Ни разу за время этого краткого обмена репликами не оторвал он глаз от влюбленного, который преодолел уже треть расстояния между стулом и своей возлюбленной, но слабел с каждой секундой.

- Все кончено, - сказал Автарх. - Она отправилась на поиски своего Искупителя, жалкая сука.

- Может быть, тогда вы прикажете мне послать войска за ней? - сказал Розенгартен. - В городе сейчас небезопасно находиться.

- А рядом с ней - тем более. Женщины из Бастиона научили ее разным дьявольским штучкам.

- Я искренне надеюсь, что эта выгребная яма сгорела дотла, - сказал Розенгартен, и в его обычно бесстрастном голосе послышались непривычные нотки чувства.

- Сомневаюсь, - ответил Автарх. - У них есть способы защиты.

- Но не от меня, - похвастался Розенгартен.

- Даже от тебя, - сказал ему Автарх. - Даже от меня. Силу женщин невозможно уничтожить до конца, сколько ни старайся. Незримый попытался сделать это, но у Него не получилось. Всегда существует какой-то потайной уголок...
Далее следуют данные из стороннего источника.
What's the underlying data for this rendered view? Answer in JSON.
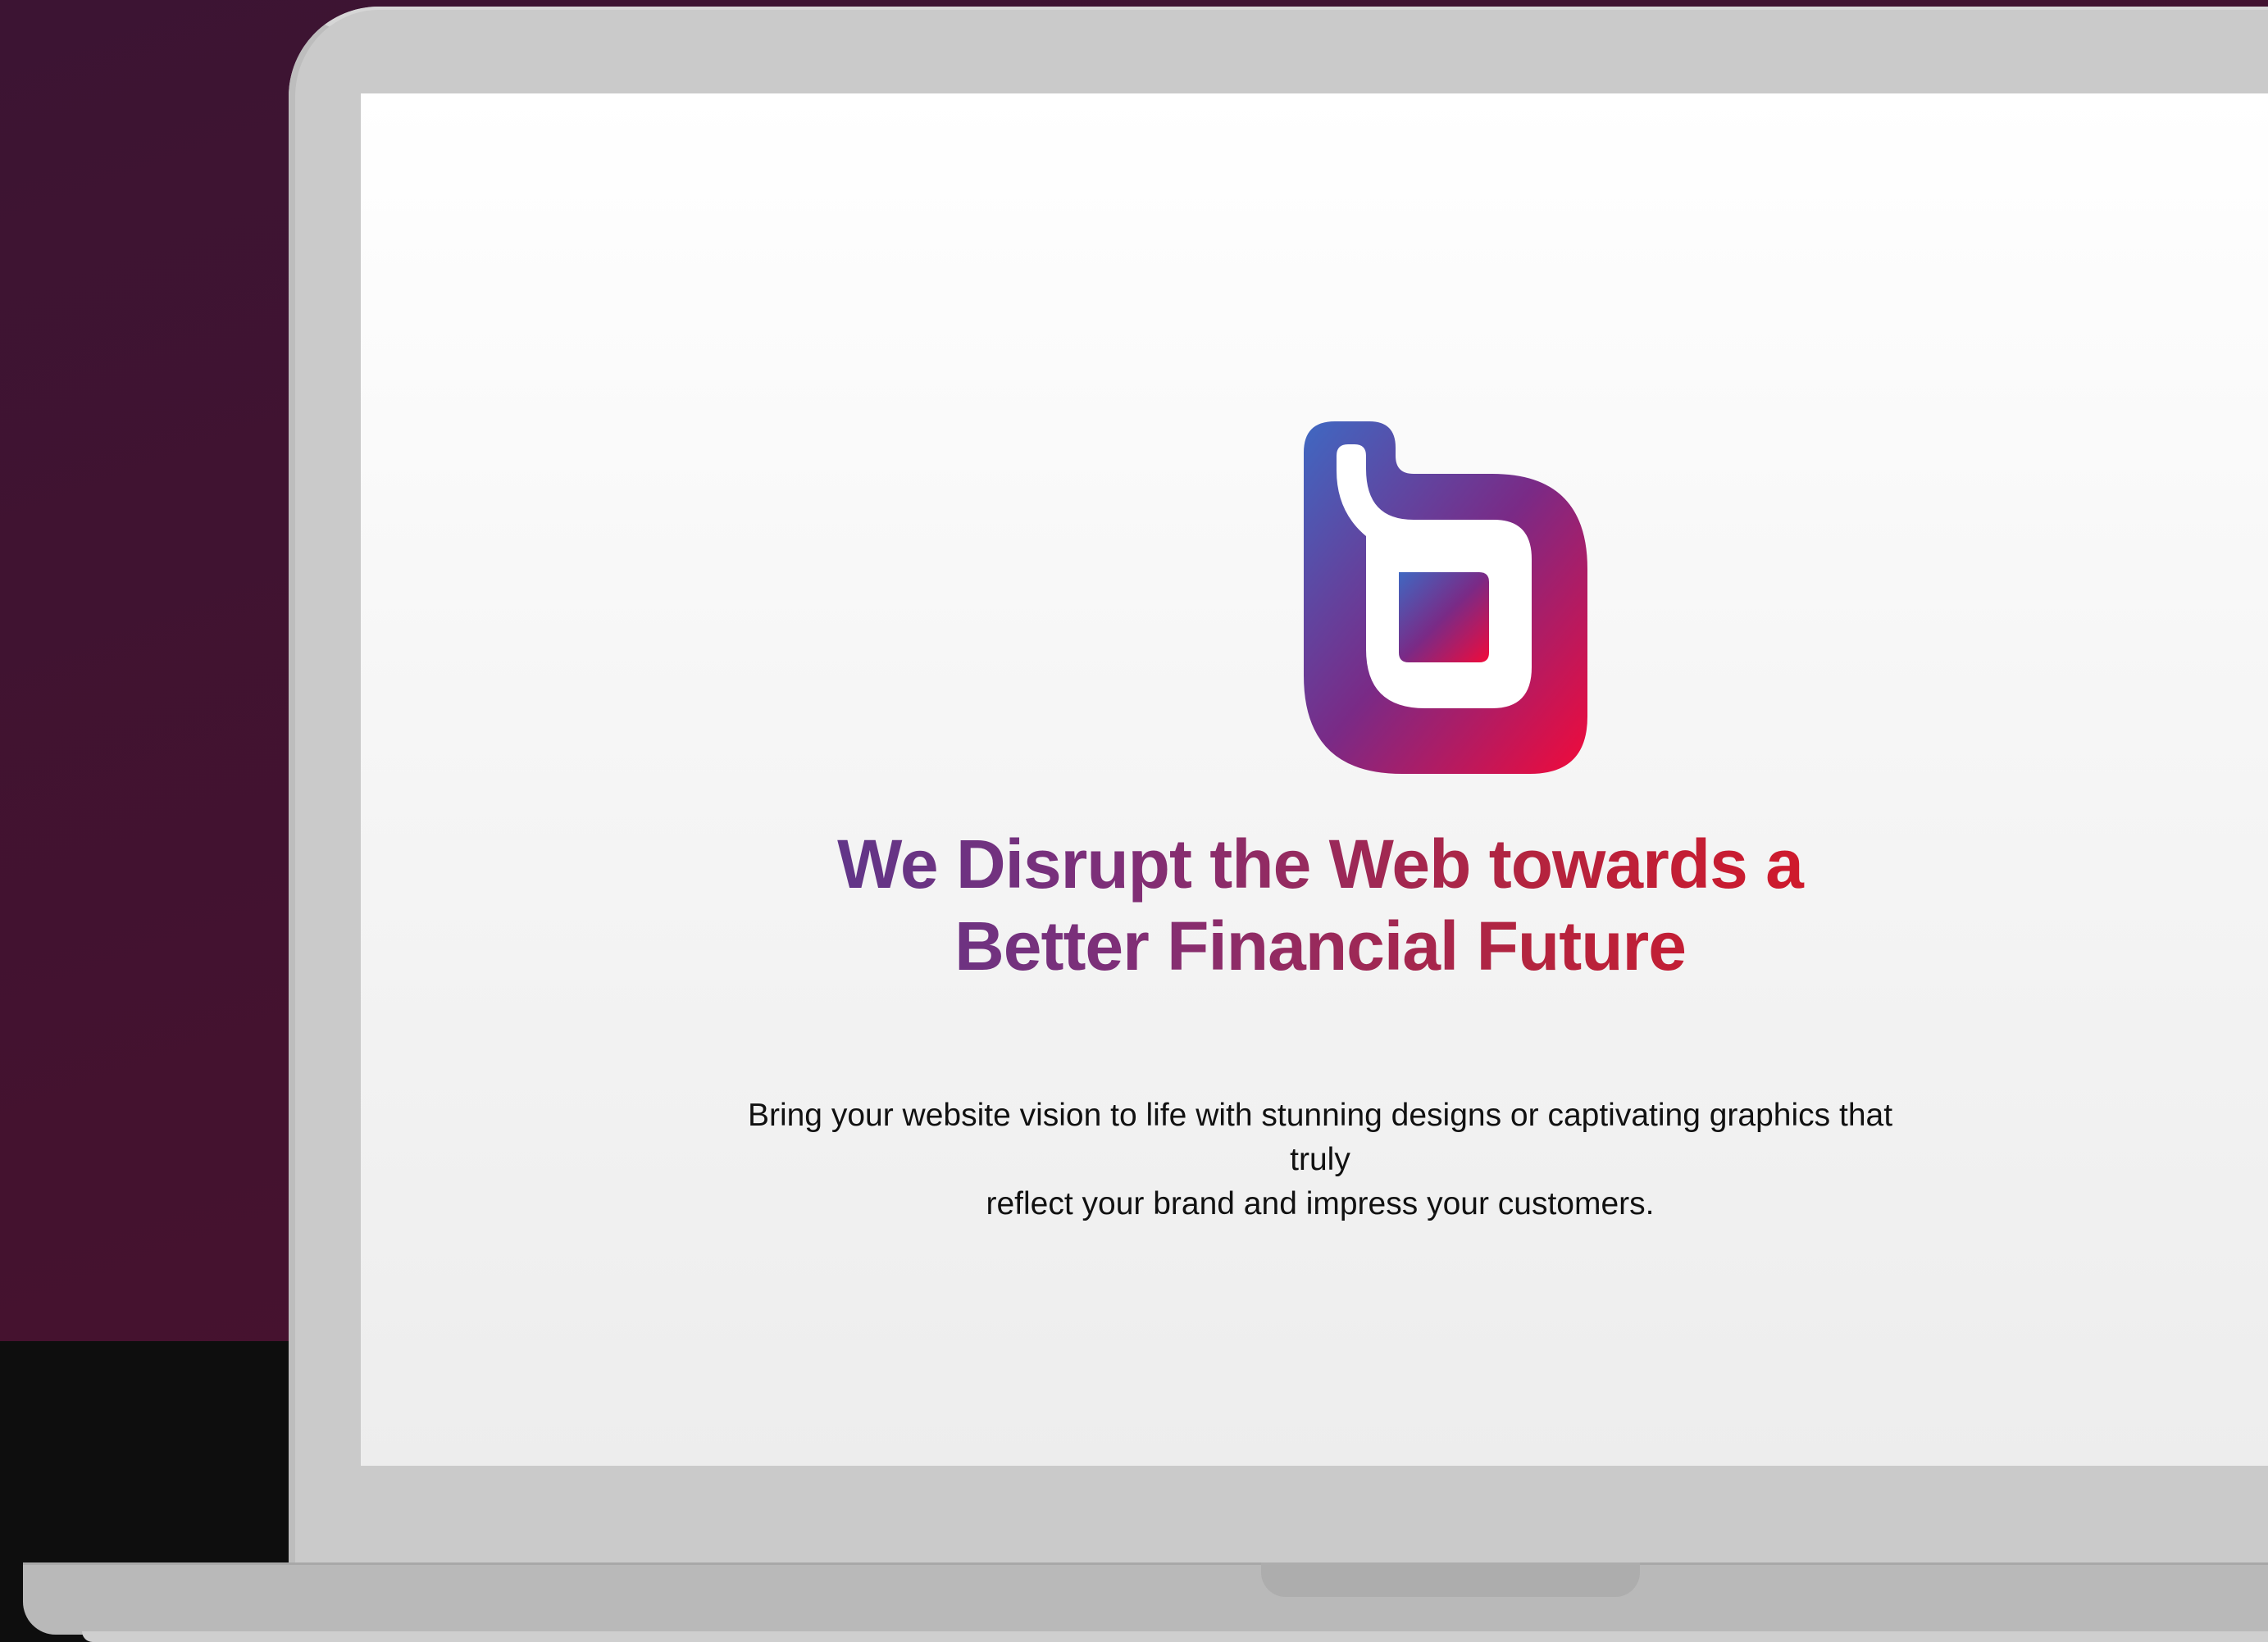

- Скажите только одно слово, - перебил Розенгартен, - и я отправлюсь туда прямо сейчас. Перевешаю этих сук на фонарных столбах.

- Нет, ты не понимаешь, - сказал Автарх. Голос его звучал почти монотонно, но тем больше слышалось в нем скорби. - Этот потайной уголок не где-то там, он здесь. - Он приставил палец к виску. - Он в нашем сознании. Их тайны преследуют нас, даже если мы прячем их от самих себя. Это касается даже меня. Бог знает, почему, ведь я не, был рожден, как вы. Как я могу тосковать по тому, чего у меня никогда не было? И все-таки я тоскую.

Он вздохнул.

- Ооо, да. - Он оглянулся на Розенгартена, на лице которого застыло непонимающее выражение. - Взгляни на него. - Автарх вновь устремил взгляд на пленника. - Ему осталось жить несколько секунд. Но пиявка дала ему попробовать, и ему хочется еще.

- Попробовать что?

- Каково быть в утробе, Розенгартен. Он сказал, что чувствует себя так, как будто он снова в утробе. Мы все выброшены оттуда. Чтобы мы ни строили, где бы мы ни прятались, мы - выброшены.

Не успел Автарх замолчать, как из горла пленника вырвался последний изможденный стон, и он обмяк на полу. Некоторое время Автарх наблюдал за телом. Единственным звуком в огромном просторе комнаты был затихающий шум пиявки, которая все еще барахталась на холодном полу.

- Запри двери и опечатай комнату, - сказал Автарх, направляясь к выходу, не глядя на Розенгартена. - Я иду в Башню Оси.

- Слушаюсь, сэр.

- Разыщи меня, когда начнет светать. Эти ночи, слишком уж они длинные. Слишком длинные. Я иногда думаю...

Но то, о чем он думал, испарилось из его головы прежде чем сумело достичь языка, и он покинул гробницу влюбленных в молчании.